Among the many gifts I received through my brief collaboration with the Glenmary Home Missioners early in my Dominican life was the opportunity to get to know and collaborate with Sue Blum Gerding and Isaiah Ministries. Sue entered the Catholic Church as an adult after an Evangelical upbringing. She brought her evangelical energy and joy along with abundant native intelligence and social skills and was a major force in promoting and equipping her new Catholic family for the evangelizing mission. Sue showed me that it was possible to incorporate lay leadership formation into parish mission preaching.
So when two former students—Liliana Ronderos and MaryKay Arroyo—from the Rice School of Ministry in the Diocese of Venice (FL) contacted me and asked me to preach a Lenten Mission in their parish in mid-March, I agreed on the condition that they let me do it the way Sue taught me to do it. Happily, they along with their pastor, Fr. Rafal Ligenza, agreed. We had to adapt, but essentially it meant that there would be a local team of parishioners who would assist me to preach the mission in word and in ritual. It also meant that an essential aspect of the mission would be supporting outreach to the poor through the ministry of the Congar Institute.
The team of fifteen parishioners generously agreed to gather for a full-day retreat on the Saturday before the mission. We built community, shared faith, and assigned ministry tasks for the Monday-Wednesday mission. Some of the members were invited to preach with me by sharing an experience of faith around the topic of the evening. Each evening, we met prior to the event to plan and pray and after the event to evaluate and give thanks to God. Many reflected on the faith experience that they had, simply observing fellow parishioners’ inspiring engagement with each evening’s focus and ritual. Some observed that the experience was a first for them on many levels.

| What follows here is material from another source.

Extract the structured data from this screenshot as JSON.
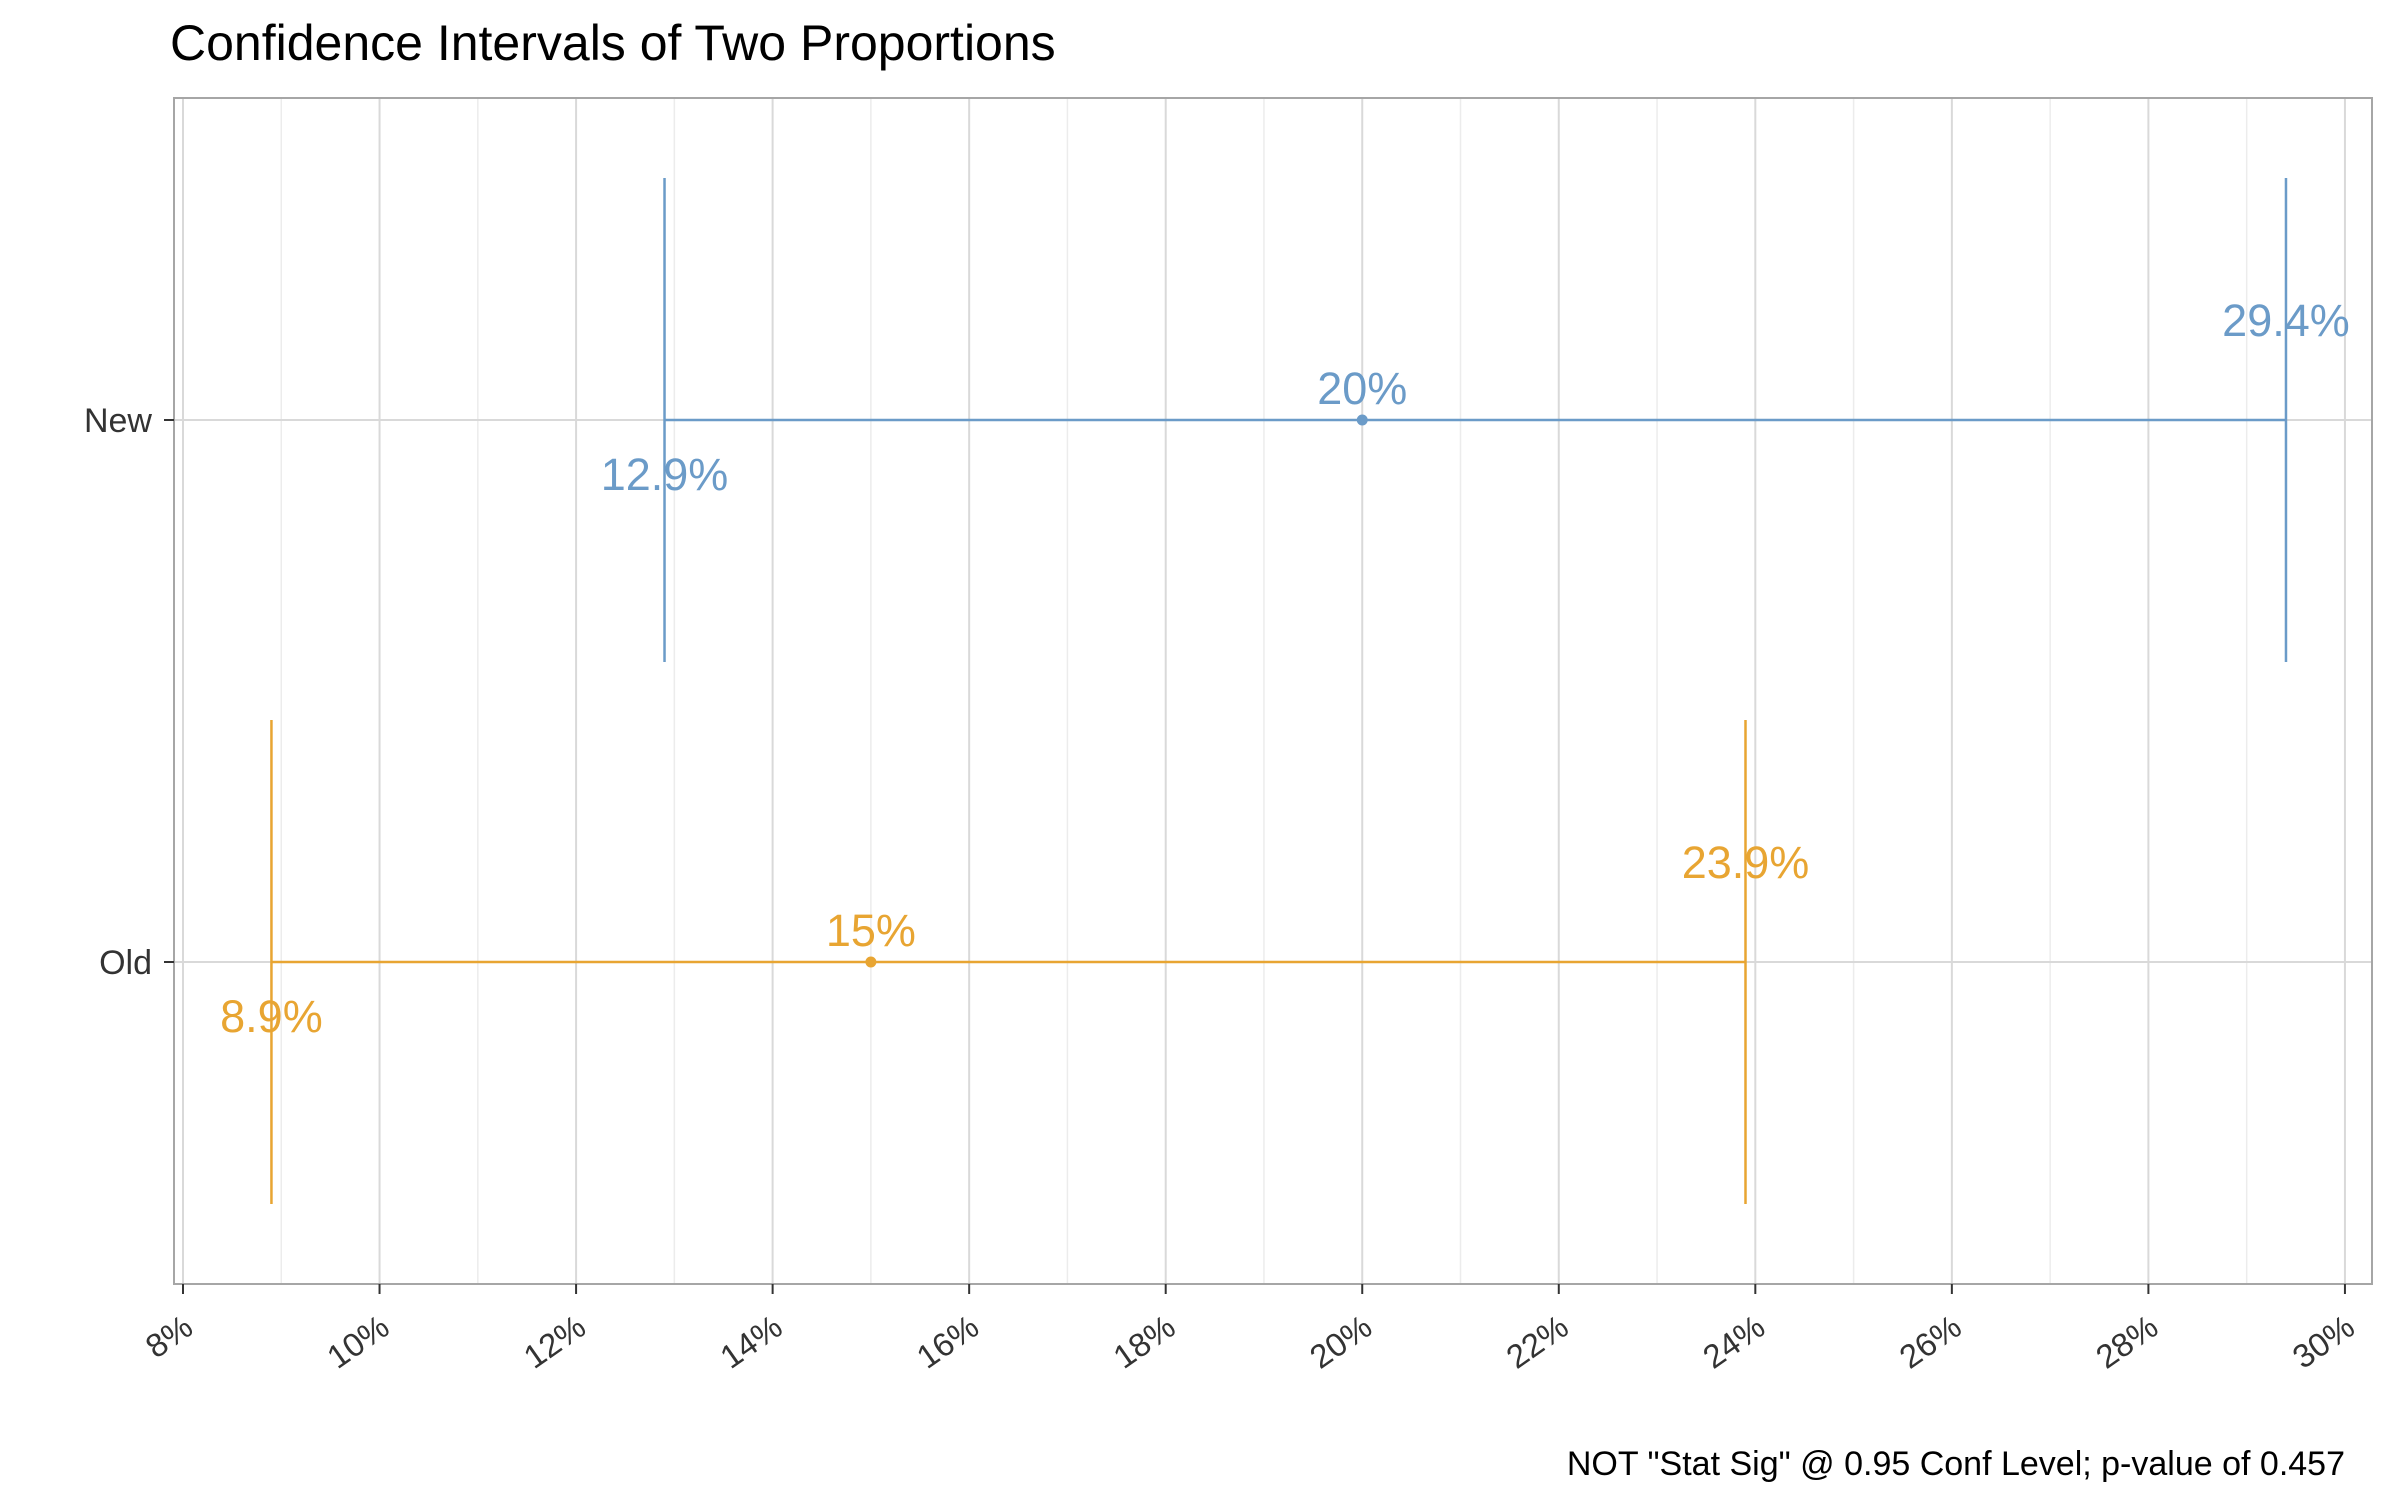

During my time, I had the opportunity to observe how the parish was already active in showing the face of Christ to the local community, especially by hosting and running the largest food pantry in the area. I met with women who gathered each week to study the Bible together and I had the opportunity to meet with the local chapter of Dominican Laity.
Although I once did it regularly, I had not preached a parish mission in a very long time. I decided to try it as an experiment, to see if this can become an effective means to introduce more people to the mission of the Congar Institute and invite them to participate in our mission. I could see the wisdom in Sue’s approach. Her focus was on forming missionary disciples, including a discipleship that was expressed in support of ministry with underserved populations. What I discovered was that it can also be an important means for forming the laity to understand their co-responsibility for the church’s being and activity, as Pope Benedict put it.